Dr. Levy and her team found that in the target area, animal control cat intake declined 70 percent from a baseline of 13 cats per 1,000 residents to four cats per 1,000 residents at the end of the study. In the rest of the county, cat intake declined only 13 percent from a baseline of 16 cats per 1,000 residents to 14 cats per 1,000 residents.

In the target area, euthanasia declined 95 percent from a baseline of eight cats per 1,000 residents to less than one per 1,000 residents at the end of the study. In the nontarget area, cat euthanasia declined 30 percent from a baseline of 10 cats per 1,000 residents to seven cats per 1,000 residents.

“The figures were incredible, as were the adoptions,” Dr. Levy said. “Adoption wasn’t part of the original plan, but it happened organically as residents offered to take in kittens and the friendlier adults.”

Cats weren’t the only ones to find new homes.
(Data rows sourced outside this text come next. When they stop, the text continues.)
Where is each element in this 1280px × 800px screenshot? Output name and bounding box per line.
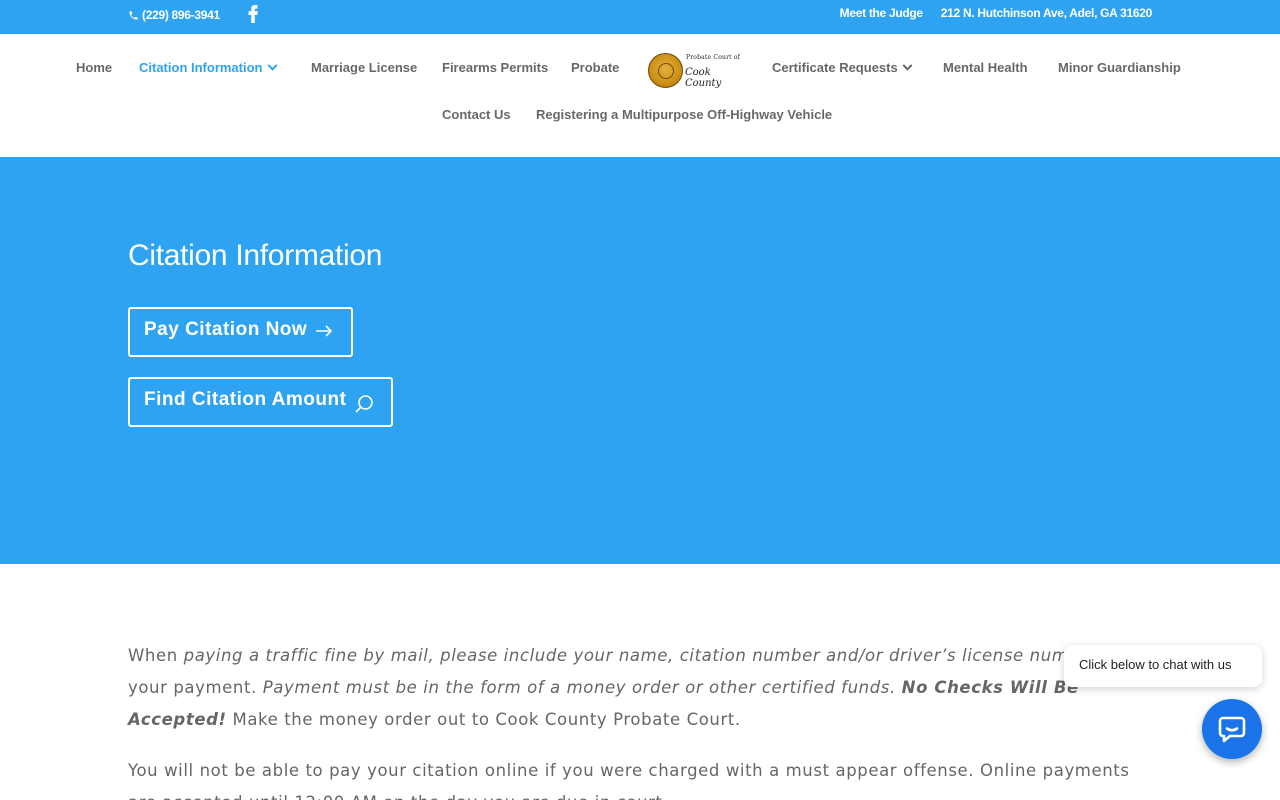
- nav-marriage-license[interactable]: Marriage License: [311, 60, 417, 75]
- secondary-nav: Meet the Judge 212 N. Hutchinson Ave, Ad…: [840, 6, 1153, 20]
- nav-probate[interactable]: Probate: [571, 60, 619, 75]
- meet-the-judge-link[interactable]: Meet the Judge: [840, 6, 923, 20]
- nav-minor-guardianship[interactable]: Minor Guardianship: [1058, 60, 1181, 75]
- citation-content: When paying a traffic fine by mail, plea…: [128, 640, 1158, 800]
- nav-mental-health[interactable]: Mental Health: [943, 60, 1028, 75]
- arrow-right-icon: [316, 325, 333, 337]
- nav-citation-information-label: Citation Information: [139, 60, 263, 75]
- nav-certificate-requests[interactable]: Certificate Requests: [772, 60, 913, 75]
- phone-number[interactable]: (229) 896-3941: [128, 8, 220, 22]
- chat-icon: [1218, 716, 1246, 743]
- nav-firearms-permits[interactable]: Firearms Permits: [442, 60, 548, 75]
- chevron-down-icon: [267, 60, 277, 71]
- nav-citation-information[interactable]: Citation Information: [139, 60, 277, 75]
- find-citation-amount-button[interactable]: Find Citation Amount: [128, 377, 393, 427]
- text-span-italic: Payment must be in the form of a money o…: [262, 678, 896, 697]
- logo-line-1: Probate Court of: [686, 54, 741, 61]
- phone-text: (229) 896-3941: [142, 8, 220, 22]
- mail-payment-paragraph: When paying a traffic fine by mail, plea…: [128, 640, 1158, 736]
- chat-launcher-button[interactable]: [1202, 699, 1262, 759]
- top-bar: (229) 896-3941 Meet the Judge 212 N. Hut…: [0, 0, 1280, 34]
- nav-contact-us[interactable]: Contact Us: [442, 107, 511, 122]
- pay-citation-label: Pay Citation Now: [144, 319, 308, 340]
- county-seal-icon: [648, 53, 683, 88]
- text-span-italic: paying a traffic fine by mail, please in…: [183, 646, 1098, 665]
- hero-section: Citation Information Pay Citation Now Fi…: [0, 157, 1280, 564]
- nav-certificate-requests-label: Certificate Requests: [772, 60, 898, 75]
- online-payment-paragraph: You will not be able to pay your citatio…: [128, 761, 1130, 800]
- address-link[interactable]: 212 N. Hutchinson Ave, Adel, GA 31620: [941, 6, 1153, 20]
- chevron-down-icon: [902, 60, 913, 71]
- page-title: Citation Information: [128, 239, 383, 272]
- search-icon: [355, 395, 374, 413]
- site-logo[interactable]: Probate Court of Cook County: [648, 52, 748, 90]
- text-span: When: [128, 646, 184, 665]
- facebook-icon[interactable]: [247, 5, 259, 23]
- pay-citation-button[interactable]: Pay Citation Now: [128, 307, 353, 357]
- text-span: Make the money order out to Cook County …: [226, 710, 741, 729]
- logo-line-2: Cook County: [685, 67, 722, 89]
- nav-off-highway-vehicle[interactable]: Registering a Multipurpose Off-Highway V…: [536, 107, 832, 122]
- phone-icon: [129, 10, 138, 20]
- find-citation-label: Find Citation Amount: [144, 389, 347, 410]
- chat-prompt-bubble[interactable]: Click below to chat with us: [1064, 645, 1262, 687]
- main-header: Home Citation Information Marriage Licen…: [0, 34, 1280, 157]
- nav-home[interactable]: Home: [76, 60, 112, 75]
While unclaimed cats were the focus of the study, the shelter intake rates of dogs also declined in the targeted area. “That was just an extra win,” she said. “As we went door to door, we talked to people about how to care for all their animals, including other resources available for their pets.”

Funded through a $250,000 grant from Maddie’s Fund, the study initially used direct advertising to promote the free spay-neuter surgery available through Operation Catnip, the trap-neuter-return program based at UF.

“But the cats didn’t arrive in large numbers like we’d expected,” Dr. Levy said. “They were out there, but this is a community that doesn’t just take stray cats to a spay-neuter clinic.” So Dr. Levy hired a neighborhood resident to knock on doors.

“It’s not enough for an agency like ours to just make services available. You must get into a community and talk to people to find out what they need,” she said. “If we go in with the right resources and attitudes, we can save animals from animal control and from being euthanized.”

“The animal welfare community as a whole has realized that we can’t be solely shelter-centric,” Dr. Levy said. “The next step in our work is to connect with communities, find out their needs, and how we can help.”

The resources needed to complete the project were intensive. “It’s not realistic to provide this level of coverage throughout the community in an untargeted way. To expand what we did in the target area to the entire county would cost millions of dollars,” Dr. Levy said. “But like all daunting problems, you bite off the greatest need and start there.”